That song is so fucking Texas it's not even funny. Except it is.
God. With these phones Jon and I are those poeple.
[NAFDA] Spike-centric discussion. Lusty, lewd (only occasionally crude), risqué (and frisqué), bawdy (Oh, lawdy!), flirty ('cuz we're purty), raunchy talk inside. Caveat lector.
That song is so fucking Texas it's not even funny. Except it is.
God. With these phones Jon and I are those poeple.
Gah, Sumi. That's rough.
On a completely rediculous note, Dallas got groomed: [link]
On a completely rediculous note, Dallas got groomed
Aww.
Hell. Just subluxed a rib. I hate that feeling.
On a completely rediculous note, Dallas got groomed
PUPPEH!!!!!
Also, folks, I was serious that I'm not topic-flouncing as much as reining myself in. But I am reading along and mulling everything over, and grateful for the conversation.

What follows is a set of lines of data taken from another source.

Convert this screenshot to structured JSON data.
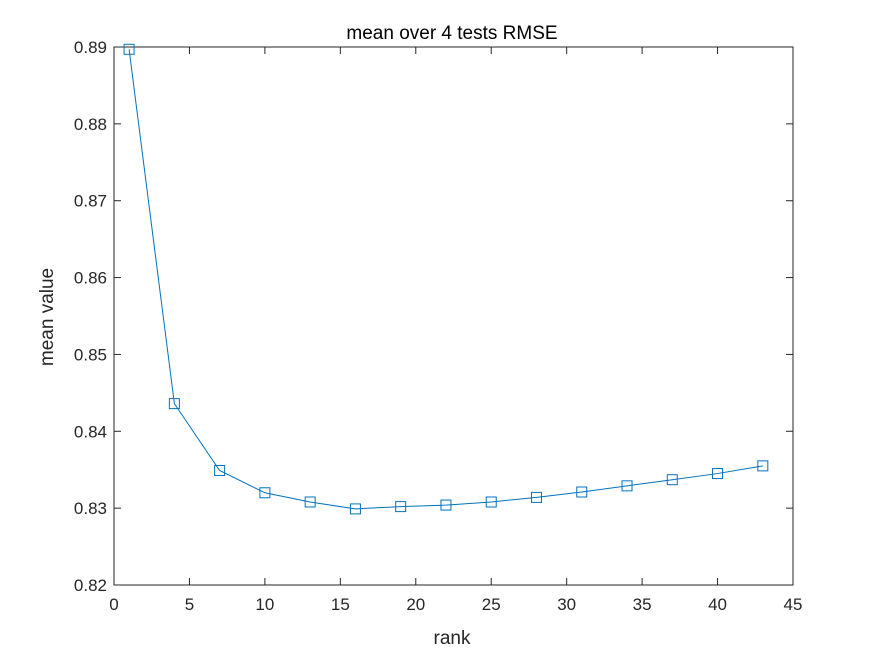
{
  "chart_data": {
    "type": "line",
    "title": "mean over 4 tests RMSE",
    "xlabel": "rank",
    "ylabel": "mean value",
    "xlim": [
      0,
      45
    ],
    "ylim": [
      0.82,
      0.89
    ],
    "xticks": [
      "0",
      "5",
      "10",
      "15",
      "20",
      "25",
      "30",
      "35",
      "40",
      "45"
    ],
    "yticks": [
      "0.82",
      "0.83",
      "0.84",
      "0.85",
      "0.86",
      "0.87",
      "0.88",
      "0.89"
    ],
    "grid": false,
    "marker": "square",
    "color": "#0072BD",
    "series": [
      {
        "x": [
          1,
          4,
          7,
          10,
          13,
          16,
          19,
          22,
          25,
          28,
          31,
          34,
          37,
          40,
          43
        ],
        "y": [
          0.8897,
          0.8436,
          0.8349,
          0.832,
          0.8308,
          0.8299,
          0.8302,
          0.8304,
          0.8308,
          0.8314,
          0.8321,
          0.8329,
          0.8337,
          0.8345,
          0.8355
        ]
      }
    ]
  }
}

I always feel, as a sort of theist/agnostic/whatever, that I wished i believed in prayer and religion. It seems comforting and helpful, but I would feel like a big old hypocrite if I tried to belong to a church. In fact, I sort of always wanted to be a nun, because I think I would like study and ministering to the poor and sick, and a life that is regulated and calm but where you could fight for things for others. And I do believe that Jesus's teachings, whether he really thought them up or not, are something to aspire to-- "If a man asks for your shirt, give him him your coat as well."-- that is a good thing.
I'm with Sophia. Well, except for wanting to be a nun.
Tep, I hope you know that even if this is a touchy issue, I really respect your opinions.
Sometimes I wish I believed. Howling void and all. But I have to admit I don'tm
I love that this is a place where I can talk about it.
I saw a documentary a while back with a scene in which this one guy, an atheist, talked about the morning his son was born, and how he drove towards Jerusalem soon after and the sun was rising and it was all so beautiful and in that moment he found it tempting to give thanks to Someone for it all, but that would have been inconsistent with his beliefs. I'm not explaining it well - it's a really moving scene that has given me a lot of admiration for committed atheists. It's so much easier for me to be agnostic. But I am really comfortable with not knowing and ambiguity, so that is where I naturally end up. It is obviously not for everybody, or even most people.
I had a point, but I think I lost it.